Onboarding Rising Stars
Given their potential future value to your organization, rising stars are among the most important groups to onboard effectively. Special areas to cover in a rising star’s onboarding include these six key points:
- Expressing commitment to the employee’s career development—and discuss how the onboarding plan is the first step.
- Discuss the employee’s goals, and how the onboarding plan is designed to support those goals.
- Help the rising star identify people who can help him or her get up to speed with specific job tasks, and people who can introduce the employee to the culture.
- Discussing the reason the rising star was hired for the role.
- The short-term plan (define what the “short term” is if possible) for the employee in the role.
- Your interest in the employee’s thoughts about how he or she wants to grow and contribute to the organization.
For an employee who knows that he or she has been identified as “high potential,” also discuss the importance of these four points:
- Being committed to the role and the function. Express the importance of not giving the impression that the role is just “another step along the way” in his or her career path.

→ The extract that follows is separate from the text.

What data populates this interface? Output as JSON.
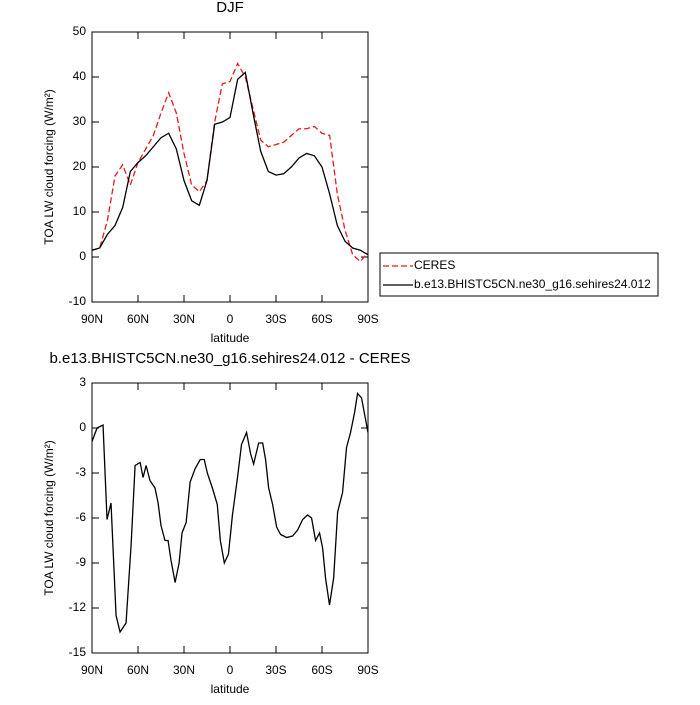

- Building relationships with his or her manager and peers, so that not only will the high potential will be ready if and when the next move becomes available, but others will support the rising star’s move.
- Not taking relationships for granted.
- Taking advantage of every learning opportunity.
Other Customized Onboarding Opportunities
Onboarding can be customized for a variety of groups. For example, onboarding can be customized for different generations (baby boomers, Gen X, Gen Y), for experienced hires, and for new leaders.
What’s important is to take the time to customize onboarding for each employee’s transition needs. It’s a great way to set up employees to have success in your organization.